Немедленно возник стихийный митинг. Траурная процессия продолжила свой печальный путь, а огромное количество раздраженных людей остановилось у горотдела. Разбушевавшаяся толпа повалила милицейский «газон», который немедленно стал импровизированной трибуной. Спонтанно возникли ораторы. Говорили о произволе властей, мизерных заработках, нехватке продуктов.
Ни партийная, ни советская власть на митинг не прибыли. А милиция была рядом, под рукой. Вот она и ответила за все.
Толпа ворвалась в здание горотдела, там же размещался и аппарат уполномоченного Владимирского УКГБ. И начался погром.
Ушлые уголовники воспользовались случаем и принялись жечь оперативные дела, избивать милиционеров.
Пять часов продолжалось побоище на фоне непрекращающегося митинга.
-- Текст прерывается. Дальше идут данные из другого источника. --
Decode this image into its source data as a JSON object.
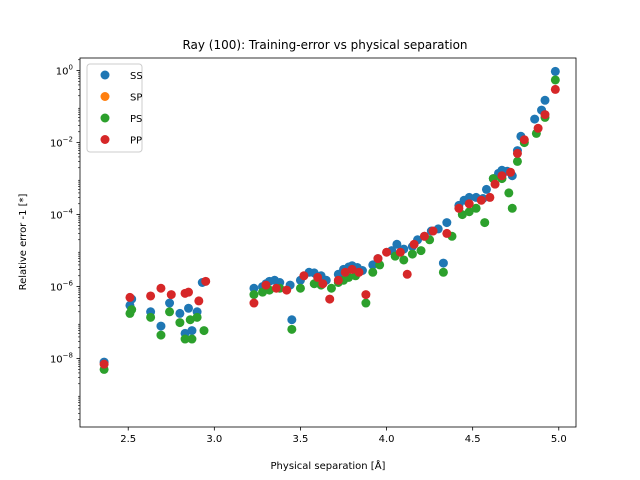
{
  "chart_data": {
    "type": "scatter",
    "title": "Ray (100): Training-error vs physical separation",
    "xlabel": "Physical separation [Å]",
    "ylabel": "Relative error -1 [*]",
    "xlim": [
      2.22,
      5.1
    ],
    "ylim_log10": [
      -9.9,
      0.35
    ],
    "y_scale": "log",
    "x_ticks": [
      {
        "value": 2.5,
        "label": "2.5"
      },
      {
        "value": 3.0,
        "label": "3.0"
      },
      {
        "value": 3.5,
        "label": "3.5"
      },
      {
        "value": 4.0,
        "label": "4.0"
      },
      {
        "value": 4.5,
        "label": "4.5"
      },
      {
        "value": 5.0,
        "label": "5.0"
      }
    ],
    "y_ticks": [
      {
        "exp": -8,
        "base": "10",
        "sup": "−8"
      },
      {
        "exp": -6,
        "base": "10",
        "sup": "−6"
      },
      {
        "exp": -4,
        "base": "10",
        "sup": "−4"
      },
      {
        "exp": -2,
        "base": "10",
        "sup": "−2"
      },
      {
        "exp": 0,
        "base": "10",
        "sup": "0"
      }
    ],
    "grid": false,
    "legend_position": "top-left",
    "series": [
      {
        "name": "SS",
        "color": "#1f77b4",
        "points": [
          [
            2.36,
            8e-09
          ],
          [
            2.51,
            3e-07
          ],
          [
            2.52,
            4.5e-07
          ],
          [
            2.63,
            2e-07
          ],
          [
            2.69,
            8e-08
          ],
          [
            2.74,
            3.5e-07
          ],
          [
            2.8,
            1.8e-07
          ],
          [
            2.83,
            5e-08
          ],
          [
            2.85,
            2.5e-07
          ],
          [
            2.87,
            6e-08
          ],
          [
            2.9,
            2e-07
          ],
          [
            2.93,
            1.3e-06
          ],
          [
            3.23,
            9e-07
          ],
          [
            3.28,
            1e-06
          ],
          [
            3.3,
            1.2e-06
          ],
          [
            3.32,
            1.4e-06
          ],
          [
            3.35,
            1.5e-06
          ],
          [
            3.38,
            1.3e-06
          ],
          [
            3.44,
            1.1e-06
          ],
          [
            3.45,
            1.2e-07
          ],
          [
            3.5,
            1.5e-06
          ],
          [
            3.55,
            2.5e-06
          ],
          [
            3.58,
            2.4e-06
          ],
          [
            3.62,
            2e-06
          ],
          [
            3.65,
            1.5e-06
          ],
          [
            3.72,
            2.2e-06
          ],
          [
            3.75,
            3e-06
          ],
          [
            3.78,
            3.5e-06
          ],
          [
            3.8,
            3.8e-06
          ],
          [
            3.83,
            3.4e-06
          ],
          [
            3.86,
            2.8e-06
          ],
          [
            3.92,
            4e-06
          ],
          [
            3.95,
            6e-06
          ],
          [
            4.03,
            1e-05
          ],
          [
            4.06,
            1.5e-05
          ],
          [
            4.1,
            1.1e-05
          ],
          [
            4.15,
            1.3e-05
          ],
          [
            4.18,
            2e-05
          ],
          [
            4.22,
            2.5e-05
          ],
          [
            4.26,
            3.5e-05
          ],
          [
            4.3,
            4e-05
          ],
          [
            4.33,
            4.5e-06
          ],
          [
            4.35,
            6e-05
          ],
          [
            4.42,
            0.00018
          ],
          [
            4.45,
            0.00025
          ],
          [
            4.48,
            0.0003
          ],
          [
            4.52,
            0.0003
          ],
          [
            4.56,
            0.00028
          ],
          [
            4.58,
            0.0005
          ],
          [
            4.62,
            0.001
          ],
          [
            4.65,
            0.0014
          ],
          [
            4.67,
            0.0017
          ],
          [
            4.7,
            0.0016
          ],
          [
            4.73,
            0.0012
          ],
          [
            4.76,
            0.006
          ],
          [
            4.78,
            0.015
          ],
          [
            4.86,
            0.045
          ],
          [
            4.9,
            0.08
          ],
          [
            4.92,
            0.15
          ],
          [
            4.98,
            0.95
          ]
        ]
      },
      {
        "name": "SP",
        "color": "#ff7f0e",
        "points": []
      },
      {
        "name": "PS",
        "color": "#2ca02c",
        "points": [
          [
            2.36,
            5e-09
          ],
          [
            2.51,
            1.8e-07
          ],
          [
            2.52,
            2.3e-07
          ],
          [
            2.63,
            1.4e-07
          ],
          [
            2.69,
            4.5e-08
          ],
          [
            2.74,
            2e-07
          ],
          [
            2.8,
            1e-07
          ],
          [
            2.83,
            3.5e-08
          ],
          [
            2.86,
            1.2e-07
          ],
          [
            2.87,
            3.5e-08
          ],
          [
            2.9,
            1.4e-07
          ],
          [
            2.94,
            6e-08
          ],
          [
            3.23,
            6e-07
          ],
          [
            3.28,
            7e-07
          ],
          [
            3.32,
            8e-07
          ],
          [
            3.38,
            9e-07
          ],
          [
            3.45,
            6.5e-08
          ],
          [
            3.5,
            9e-07
          ],
          [
            3.58,
            1.2e-06
          ],
          [
            3.62,
            1.1e-06
          ],
          [
            3.68,
            9e-07
          ],
          [
            3.72,
            1.3e-06
          ],
          [
            3.75,
            1.5e-06
          ],
          [
            3.78,
            1.8e-06
          ],
          [
            3.82,
            2e-06
          ],
          [
            3.88,
            3.5e-07
          ],
          [
            3.92,
            2.5e-06
          ],
          [
            3.96,
            4e-06
          ],
          [
            4.05,
            7e-06
          ],
          [
            4.1,
            5.5e-06
          ],
          [
            4.15,
            8e-06
          ],
          [
            4.2,
            1e-05
          ],
          [
            4.25,
            2e-05
          ],
          [
            4.33,
            2.5e-06
          ],
          [
            4.38,
            2.5e-05
          ],
          [
            4.44,
            0.0001
          ],
          [
            4.48,
            0.00012
          ],
          [
            4.52,
            0.00015
          ],
          [
            4.57,
            6e-05
          ],
          [
            4.62,
            0.001
          ],
          [
            4.67,
            0.001
          ],
          [
            4.71,
            0.0004
          ],
          [
            4.73,
            0.00015
          ],
          [
            4.76,
            0.003
          ],
          [
            4.8,
            0.01
          ],
          [
            4.87,
            0.018
          ],
          [
            4.92,
            0.05
          ],
          [
            4.98,
            0.55
          ]
        ]
      },
      {
        "name": "PP",
        "color": "#d62728",
        "points": [
          [
            2.36,
            7e-09
          ],
          [
            2.51,
            5e-07
          ],
          [
            2.63,
            5.5e-07
          ],
          [
            2.69,
            9e-07
          ],
          [
            2.75,
            6e-07
          ],
          [
            2.83,
            6.5e-07
          ],
          [
            2.85,
            7e-07
          ],
          [
            2.91,
            4e-07
          ],
          [
            2.95,
            1.4e-06
          ],
          [
            3.23,
            3.5e-07
          ],
          [
            3.3,
            1.1e-06
          ],
          [
            3.36,
            9e-07
          ],
          [
            3.42,
            8e-07
          ],
          [
            3.52,
            2e-06
          ],
          [
            3.6,
            1.8e-06
          ],
          [
            3.63,
            1.2e-06
          ],
          [
            3.67,
            4.5e-07
          ],
          [
            3.72,
            1.5e-06
          ],
          [
            3.76,
            2.5e-06
          ],
          [
            3.8,
            3e-06
          ],
          [
            3.84,
            2.5e-06
          ],
          [
            3.88,
            6e-07
          ],
          [
            3.95,
            6e-06
          ],
          [
            4.0,
            9e-06
          ],
          [
            4.08,
            9e-06
          ],
          [
            4.12,
            2.2e-06
          ],
          [
            4.16,
            1.5e-05
          ],
          [
            4.22,
            2.5e-05
          ],
          [
            4.27,
            3.5e-05
          ],
          [
            4.35,
            3e-05
          ],
          [
            4.42,
            0.00015
          ],
          [
            4.48,
            0.0002
          ],
          [
            4.55,
            0.00025
          ],
          [
            4.6,
            0.0003
          ],
          [
            4.63,
            0.0007
          ],
          [
            4.67,
            0.0012
          ],
          [
            4.72,
            0.0015
          ],
          [
            4.76,
            0.005
          ],
          [
            4.8,
            0.012
          ],
          [
            4.88,
            0.025
          ],
          [
            4.92,
            0.06
          ],
          [
            4.98,
            0.3
          ]
        ]
      }
    ]
  }
}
Были полностью разгромлены горотдел милиции и помещение УКГБ, поломаны и вскрыты сейфы, разрушена КПЗ и освобождены 26 матерых уголовников.
Самое страшное, что исчезло шестьдесят стволов оружия и большое количество боеприпасов. Они потом объявятся в разных концах страны при вооруженных налетах. Спецконтингент, воспользовавшись недовольством рабочих, занялся своим привычным делом.
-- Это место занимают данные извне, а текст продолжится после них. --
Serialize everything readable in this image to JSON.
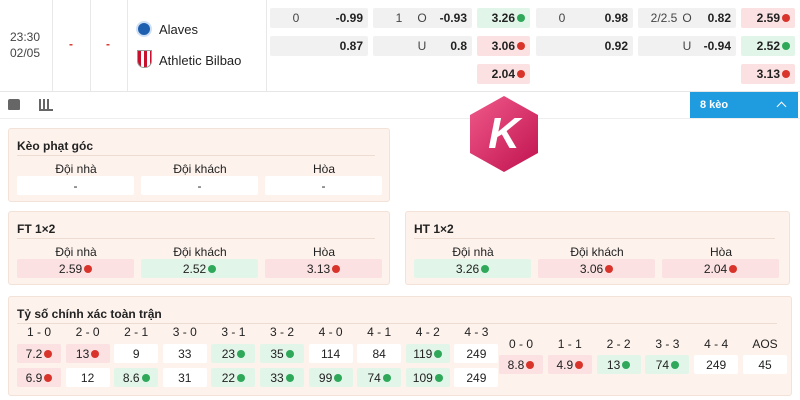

Ночью в город прибыли подразделения внутренних войск и резерв милиции, которые навели порядок. Сбежавших уголовников, захвативших оружие, чистые бланки паспортов и печати, разыскивали несколько лет. Один оказался похожим на меня.
Три трусливые мартышки – символ нашей прошлой жизни. Нынче я почему-то не встречаю их в домах моих знакомых: отошла на них мода, как и на других кумиров 60-х.
Я много лет писал о хищении приискового золота, о драгоценных камнях, о крупных бандитских налетах времен социализма. Все эти материалы благополучно исчезали в редакционных столах.
Когда я написал о русско-финско-эстонской банде, наводившей страх в 1972 году на маленькую Эстонию, начальник штаба МВД генерал Крылов сказал:
– Я ваши материалы прочел. Случай не типичный. Кучка подонков…
– Как кучка, Сергей Михайлович? Двадцать стволов!